Admitía de buen grado las bromas sobre sí mismo. Un día, le estaba gritando a Perry Miller: «¿Me oye? ¿Me está oyendo, señor?». «Claro que lo oigo —respondió Perry, sin inmutarse—. Seguro que lo oyen hasta en Charlottetown». El señor Carpenter lo miró un segundo y en seguida estalló en una estentórea carcajada.

Sus métodos de enseñanza eran tan diferentes de los de la señorita Brownell, que al principio los alumnos de Blair Water sintieron como si los hubiera puesto cabeza abajo. La señorita Brownell era una fanática del orden. El señor Carpenter nunca intentaba, en apariencia, mantener el orden. Pero, de alguna manera, mantenía tan ocupados a los niños que no les dejaba tiempo para travesuras. Durante un mes enseñó historia tempestuosamente, haciendo que sus alumnos interpretaran diferentes personajes y representaran los incidentes. Nunca le pedía a nadie que aprendiera fechas de memoria, pero igual las fechas se fijaban en la mente. Si, como María la Reina de los Escoceses, eras decapitada con el hacha de la escuela, arrodillada y con los ojos vendados sobre el escalón, con un verdugo que era Perry Miller con una máscara hecha con un pedazo de la vieja seda negra de la tía Laura, mientras te preguntabas qué pasaría si Perry bajaba el hacha con demasiada fuerza, no olvidabas en qué año había sucedido eso. Y si librabas la batalla de Waterloo por todo el patio de la escuela y escuchabas a Teddy Kent gritando: «¡Arriba, guardias, y a ellos!», mientras dirigía la última furiosa carga, te acordabas de 1815 sin ni siquiera intentarlo.

Al mes siguiente, la historia se dejaba de lado por completo y la geografía ocupaba su lugar; entonces la escuela y el patio se dividían en mapas de países y uno se vestía como los animales que los habitaban o comerciaba con sus diversos productos a través de ríos y ciudades. Cuando Rhoda Stuart te ha estafado en un negocio de pieles, recuerdas que ella había comprado la carga en la República Argentina. Y si Perry Miller se abstenía de tomar agua en todo un día de un calor sofocante porque estaba cruzando el desierto arábigo con una caravana de camellos y no encontraba un oasis, y después bebía tanta agua que le habían dado unos calambres horribles y la tía Laura había pasado toda la noche levantada a su lado, jamás olvidabas dónde quedaba el dichoso desierto. Los miembros del consejo estaban bastante escandalizados por algunos de los acontecimientos y estaban seguros de que los niños se estaban divirtiendo demasiado para que de verdad pudieran aprender algo.

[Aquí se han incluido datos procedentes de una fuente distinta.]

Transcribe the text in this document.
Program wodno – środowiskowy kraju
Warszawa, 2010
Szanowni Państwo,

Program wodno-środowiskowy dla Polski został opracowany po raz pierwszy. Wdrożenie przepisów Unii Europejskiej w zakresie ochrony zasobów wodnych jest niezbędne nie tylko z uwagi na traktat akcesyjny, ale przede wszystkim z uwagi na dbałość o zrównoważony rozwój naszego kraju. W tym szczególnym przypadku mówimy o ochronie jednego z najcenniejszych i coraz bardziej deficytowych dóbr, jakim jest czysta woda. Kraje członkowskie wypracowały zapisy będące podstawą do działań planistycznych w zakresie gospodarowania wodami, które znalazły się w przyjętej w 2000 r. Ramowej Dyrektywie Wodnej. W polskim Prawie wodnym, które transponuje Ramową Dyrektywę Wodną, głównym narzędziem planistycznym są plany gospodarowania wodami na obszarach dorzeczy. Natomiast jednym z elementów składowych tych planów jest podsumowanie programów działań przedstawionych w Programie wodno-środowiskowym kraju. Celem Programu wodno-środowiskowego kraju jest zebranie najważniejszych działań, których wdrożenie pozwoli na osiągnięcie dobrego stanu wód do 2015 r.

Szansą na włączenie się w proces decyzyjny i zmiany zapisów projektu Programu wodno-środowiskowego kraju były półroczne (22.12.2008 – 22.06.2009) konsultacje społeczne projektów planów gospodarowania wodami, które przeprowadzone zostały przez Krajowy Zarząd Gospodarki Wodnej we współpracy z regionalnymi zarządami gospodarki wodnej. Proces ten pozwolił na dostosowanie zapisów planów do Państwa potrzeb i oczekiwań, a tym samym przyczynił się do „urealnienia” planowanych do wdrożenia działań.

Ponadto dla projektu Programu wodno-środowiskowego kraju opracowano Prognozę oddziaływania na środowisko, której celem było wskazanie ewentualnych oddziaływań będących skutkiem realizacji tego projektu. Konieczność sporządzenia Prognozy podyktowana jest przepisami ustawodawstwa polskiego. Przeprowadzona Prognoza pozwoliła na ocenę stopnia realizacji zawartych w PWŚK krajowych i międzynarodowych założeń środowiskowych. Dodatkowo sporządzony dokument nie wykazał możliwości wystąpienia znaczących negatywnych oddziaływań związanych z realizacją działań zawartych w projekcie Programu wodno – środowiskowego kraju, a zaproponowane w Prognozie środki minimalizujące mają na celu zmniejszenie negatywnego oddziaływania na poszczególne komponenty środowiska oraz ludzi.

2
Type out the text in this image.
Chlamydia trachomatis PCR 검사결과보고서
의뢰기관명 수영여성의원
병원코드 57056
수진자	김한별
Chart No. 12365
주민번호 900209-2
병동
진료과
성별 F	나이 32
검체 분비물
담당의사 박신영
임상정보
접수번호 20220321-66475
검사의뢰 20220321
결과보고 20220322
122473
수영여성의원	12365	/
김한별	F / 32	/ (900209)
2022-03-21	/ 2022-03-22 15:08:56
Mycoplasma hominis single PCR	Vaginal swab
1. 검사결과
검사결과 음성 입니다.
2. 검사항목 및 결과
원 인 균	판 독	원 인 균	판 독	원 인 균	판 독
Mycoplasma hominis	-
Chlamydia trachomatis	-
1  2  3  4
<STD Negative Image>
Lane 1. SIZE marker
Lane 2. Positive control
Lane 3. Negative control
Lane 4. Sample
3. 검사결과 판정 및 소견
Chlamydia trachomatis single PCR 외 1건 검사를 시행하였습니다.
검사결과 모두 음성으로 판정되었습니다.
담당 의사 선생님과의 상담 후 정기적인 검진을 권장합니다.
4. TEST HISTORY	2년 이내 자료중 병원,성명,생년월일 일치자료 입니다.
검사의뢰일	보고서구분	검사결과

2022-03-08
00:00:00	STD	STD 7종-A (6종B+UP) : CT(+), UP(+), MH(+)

Para aprender latín y francés había que decir los ejercicios en voz alta, no escribirlos, y las tardes de los viernes todas las lecciones quedaban a un lado y el señor Carpenter les hacía recitar poesía a los niños, o decir discursos o declamar pasajes de Shakespeare o de la Biblia. Ilse adoraba aquel día. El señor Carpenter se lanzaba sobre la habilidad de Ilse como un perro sobre un hueso y le exigía sin clemencia. Tenían luchas interminables en las cuales Ilse daba patadas en el suelo y lo insultaba, mientras que los otros alumnos se maravillaban de que no la castigara, pero al final Ilse tenía que ceder y hacer lo que él quería. Ilse iba con regularidad a la escuela, algo que no había hecho nunca. El señor Carpenter le había dicho que si faltaba un solo día sin una buena excusa, no podría tomar parte en los «ejercicios» de los viernes; y eso la habría matado.

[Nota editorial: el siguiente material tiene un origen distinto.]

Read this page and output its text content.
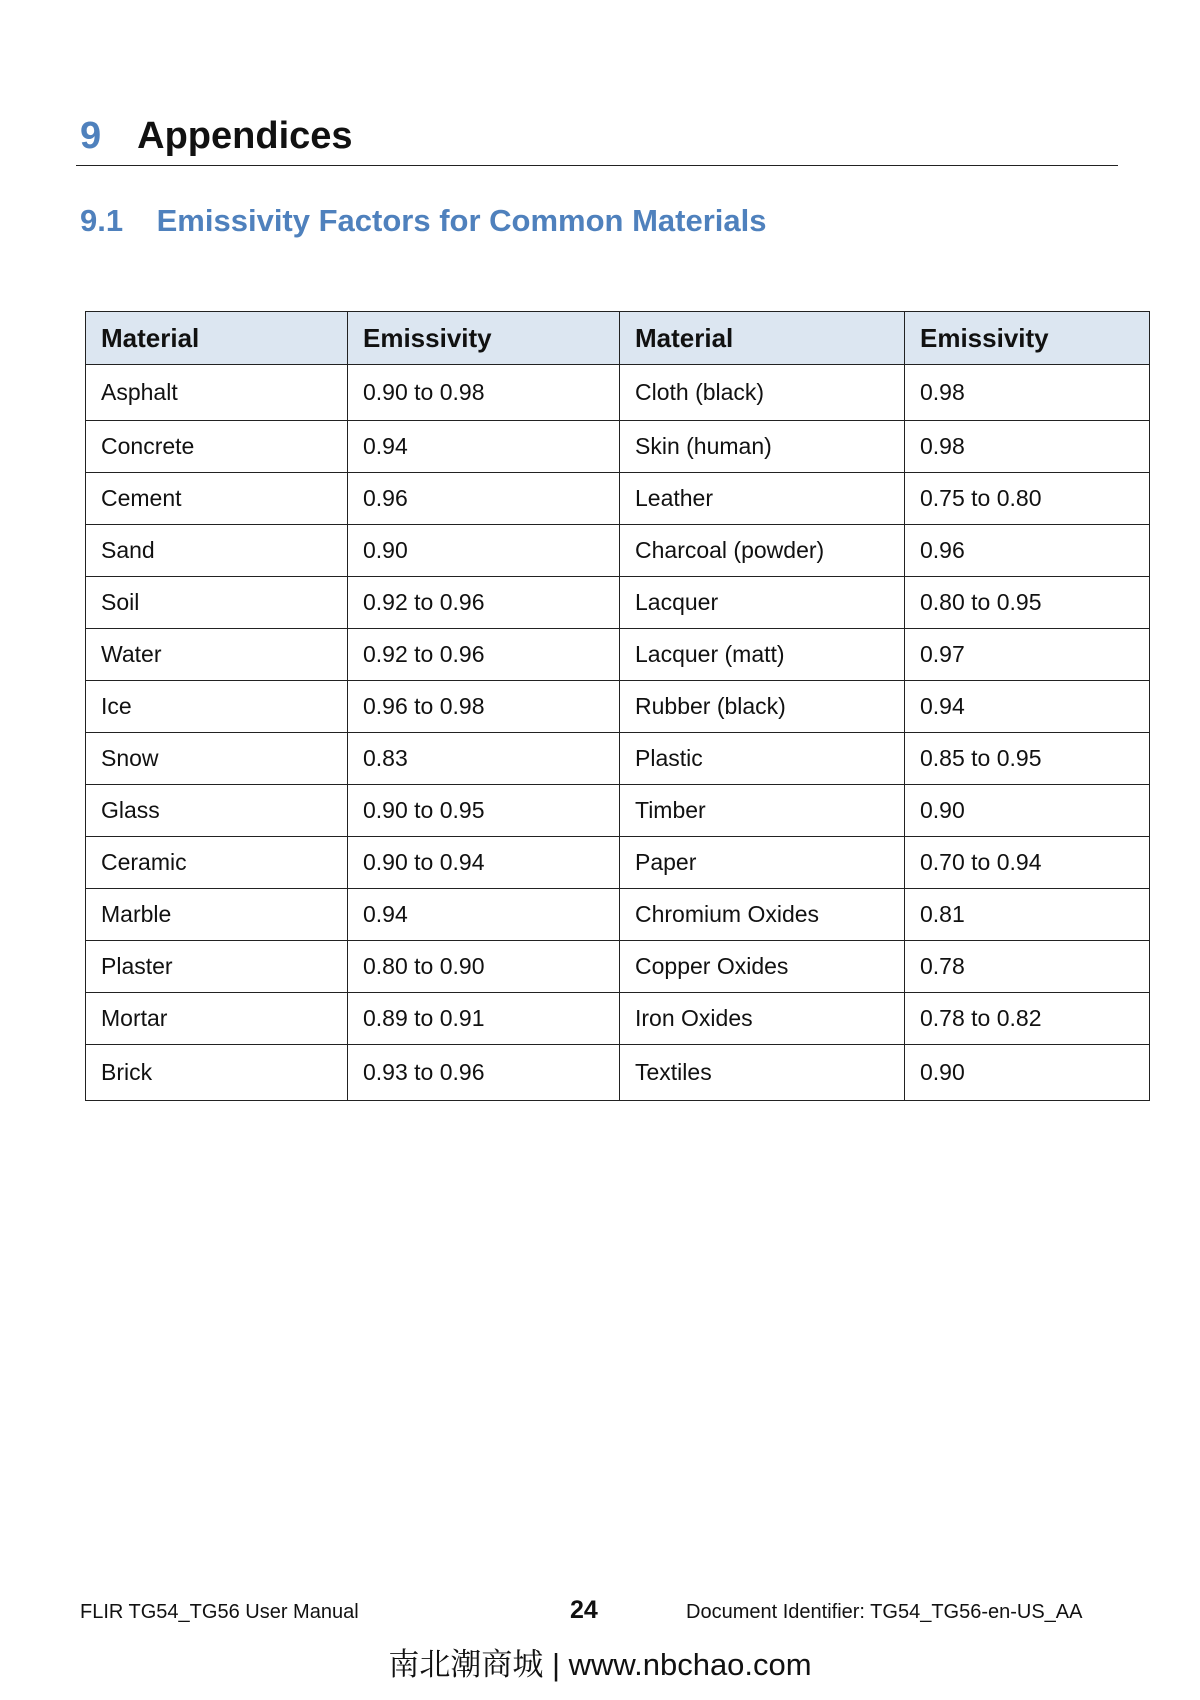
9 Appendices
9.1 Emissivity Factors for Common Materials
Material	Emissivity	Material	Emissivity
Asphalt	0.90 to 0.98	Cloth (black)	0.98
Concrete	0.94	Skin (human)	0.98
Cement	0.96	Leather	0.75 to 0.80
Sand	0.90	Charcoal (powder)	0.96
Soil	0.92 to 0.96	Lacquer	0.80 to 0.95
Water	0.92 to 0.96	Lacquer (matt)	0.97
Ice	0.96 to 0.98	Rubber (black)	0.94
Snow	0.83	Plastic	0.85 to 0.95
Glass	0.90 to 0.95	Timber	0.90
Ceramic	0.90 to 0.94	Paper	0.70 to 0.94
Marble	0.94	Chromium Oxides	0.81
Plaster	0.80 to 0.90	Copper Oxides	0.78
Mortar	0.89 to 0.91	Iron Oxides	0.78 to 0.82
Brick	0.93 to 0.96	Textiles	0.90
FLIR TG54_TG56 User Manual	24	Document Identifier: TG54_TG56-en-US_AA
南北潮商城 | www.nbchao.com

Un día, el señor Carpenter cogió la pizarra de Teddy y encontró en ella un dibujo de sí mismo, en una de sus actitudes preferidas, aunque no precisamente favorecedora. Teddy lo había titulado La peste negra, pues aquel mismo día en el año de la Gran Peste la mitad de los alumnos de la escuela había muerto y los aterrorizados supervivientes los habían llevado en camillas a la fosa común.

Teddy esperó un rugido de ira, ya que el día anterior había hecho papilla a Garrett Marshall por haberlo descubierto con el dibujo de una inofensiva vaca en su pizarra o, al menos, lo que Garrett decía que era una vaca. Sin embargo, el asombroso señor Carpenter sólo juntó las hirsutas cejas, miró muy serio la pizarra de Teddy, la puso sobre el pupitre, miró a Teddy y dijo:

—No sé nada de dibujo y no puedo ayudarte, pero, por Dios, creo que de ahora en adelante puedes dejar esos problemas de aritmética extra de las tardes y ponerte a dibujar.

Así pues, cuando llegó a su casa, Garrett Marshall le contó a su padre que «el viejo Carpenter» no era justo y que Teddy Kent «era su preferido».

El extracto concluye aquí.